If the first anniversary of the “Special Military Operation” comes next February without a major improvement on the ground, the fragile consensus keeping Putin in power may collapse. Its key players are neither blindly devoted to the leader, jawohl mein Führer-style, nor mortally fearful of him as Stalin’s nomenklatura had been. No old crony like Dmitry Peskov, no silovik (strongman) like Sergei Shoigu, and certainly no oligarch like Roman Abramovich, is willing to die for Putin. They are cynical people who care about their power and money first and foremost. They are also pragmatists, by now well aware of Putin’s lack of anything resembling a grand strategy.

It is unlikely that Putin can pull off a winter surprise in Ukraine. The Russian army could not hold the suburbs of Kiev in April and Kharkov in September, which were but an hour’s drive from the borders of Belarus or Russia. It abandoned the city of Kherson just five weeks after formally welcoming it into Russia, even though keeping its garrison supplied and reinforcing it was well within its logistic capability. Its capacity for major combined-arms operations is uncertain. The onset of winter will present many problems for Ukraine’s civilians behind the lines, but that in itself cannot decide the outcome—just as the ordeal of millions of German civilians killed or bombed out of their homes in 1943­­­–1945 had not appreciably shortened the war.

Putin is running out of options, but he dares not test the nation’s resilience by calling a general mobilization, and he dares not fight a real war. Suffice it to say that Russian gas is still flowing to the West through Ukraine, that railway lines from Poland to Kiev and the bridges across the Dnieper that provide the lifeline to Ukrainian forces in the Donbas remain intact.

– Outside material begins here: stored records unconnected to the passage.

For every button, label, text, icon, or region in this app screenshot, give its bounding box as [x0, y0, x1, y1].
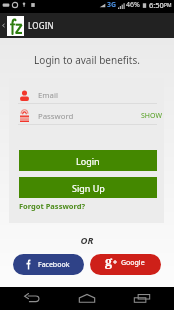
- staticText: Facebook: [38, 260, 70, 270]
- staticText: 46%: [126, 0, 140, 10]
- staticText: OR: [0, 234, 174, 247]
- staticText: Sign Up: [72, 182, 105, 194]
- button[interactable]: Sign Up: [19, 177, 157, 198]
- button[interactable]: Email: [9, 86, 164, 104]
- staticText: 6:50: [149, 0, 164, 10]
- button[interactable]: Recent apps: [119, 287, 165, 310]
- button[interactable]: Home: [64, 287, 110, 310]
- staticText: g: [105, 254, 113, 270]
- staticText: PM: [164, 2, 172, 9]
- button[interactable]: Back: [0, 13, 7, 38]
- staticText: Password: [38, 111, 74, 122]
- button[interactable]: Back: [9, 287, 55, 310]
- staticText: Google: [121, 258, 145, 268]
- staticText: 3G: [107, 0, 117, 10]
- button[interactable]: g: [90, 254, 161, 275]
- button[interactable]: Password: [9, 107, 164, 125]
- button[interactable]: Forgot Password?: [19, 201, 86, 211]
- staticText: Login: [76, 155, 100, 167]
- button[interactable]: Login: [19, 150, 157, 171]
- button[interactable]: Facebook: [13, 254, 84, 275]
- staticText: LOGIN: [28, 20, 54, 31]
- staticText: SHOW: [141, 111, 162, 121]
- staticText: Email: [38, 90, 59, 101]
- staticText: Login to avail benefits.: [0, 53, 174, 67]
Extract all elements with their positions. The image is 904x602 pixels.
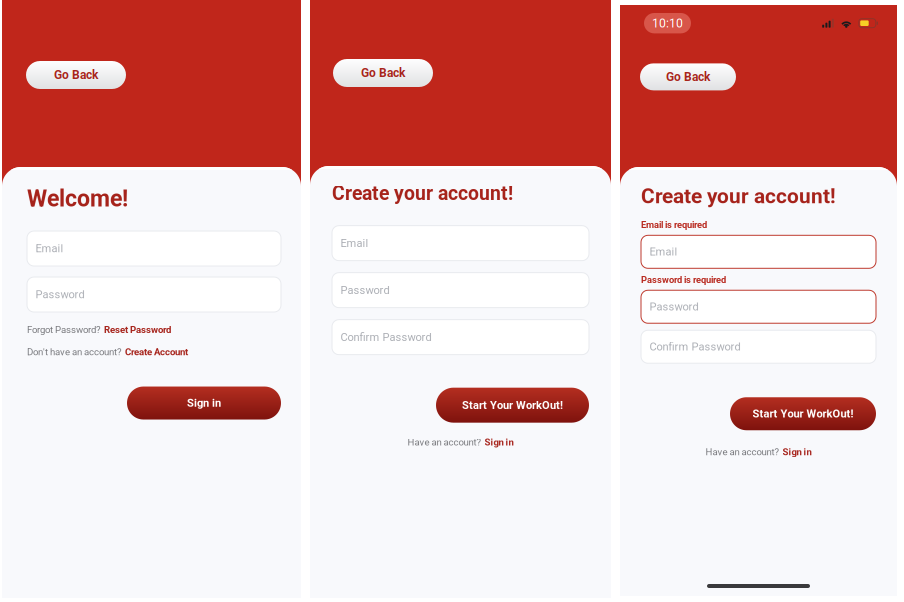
- staticText: Email: [341, 237, 369, 250]
- staticText: Password is required: [641, 274, 726, 285]
- button[interactable]: Go Back: [26, 61, 126, 89]
- staticText: Start Your WorkOut!: [752, 407, 854, 420]
- button[interactable]: Create Account: [125, 346, 188, 358]
- button[interactable]: Sign in: [782, 446, 812, 458]
- staticText: Create your account!: [641, 184, 836, 208]
- staticText: Create Account: [125, 346, 188, 358]
- staticText: Password: [341, 284, 390, 297]
- staticText: Email: [36, 242, 64, 255]
- button[interactable]: Go Back: [333, 59, 433, 87]
- staticText: Sign in: [782, 446, 812, 458]
- staticText: 10:10: [652, 16, 683, 30]
- button[interactable]: Go Back: [640, 63, 736, 90]
- staticText: Have an account?: [706, 446, 780, 458]
- staticText: Password: [36, 288, 85, 301]
- button[interactable]: Start Your WorkOut!: [730, 397, 876, 430]
- button[interactable]: Reset Password: [104, 324, 171, 335]
- staticText: Start Your WorkOut!: [462, 399, 563, 412]
- staticText: Create your account!: [332, 182, 513, 205]
- staticText: Sign in: [187, 396, 221, 410]
- staticText: Go Back: [54, 68, 98, 82]
- staticText: Have an account?: [408, 437, 482, 448]
- staticText: Email is required: [641, 219, 707, 230]
- staticText: Confirm Password: [341, 331, 432, 344]
- button[interactable]: Sign in: [484, 437, 514, 448]
- button[interactable]: Start Your WorkOut!: [436, 388, 589, 423]
- staticText: Reset Password: [104, 324, 171, 335]
- staticText: Go Back: [666, 70, 710, 84]
- staticText: Welcome!: [27, 185, 128, 212]
- button[interactable]: Sign in: [127, 386, 281, 420]
- staticText: Forgot Password?: [27, 324, 101, 335]
- staticText: Confirm Password: [650, 340, 741, 353]
- staticText: Password: [650, 300, 699, 313]
- staticText: Sign in: [484, 437, 514, 448]
- staticText: Go Back: [361, 66, 405, 80]
- staticText: Don't have an account?: [27, 346, 122, 358]
- staticText: Email: [650, 245, 678, 258]
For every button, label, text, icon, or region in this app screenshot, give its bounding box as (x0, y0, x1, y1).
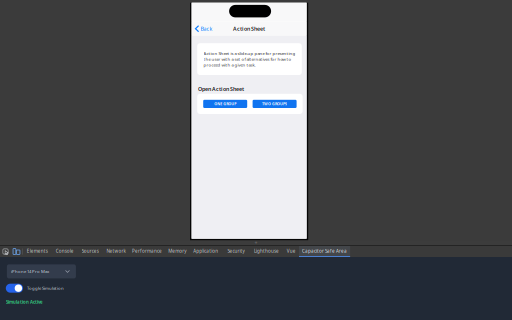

Putin is a failed manager, a security bureaucrat who had never had the capacity to become a statesman. He must go if Russia is to recover from the current impasse created by him, if she is to avoid becoming China’s supplicant, or a brutally carved-up Western colony. The sooner it happens, the better for Russia, Europe, and the world. Putin’s continued hold on power can only serve the interests of those “benevolent global hegemonists” in the U.S. who want to fight Russia militarily to the last Ukrainian and economically to the last European.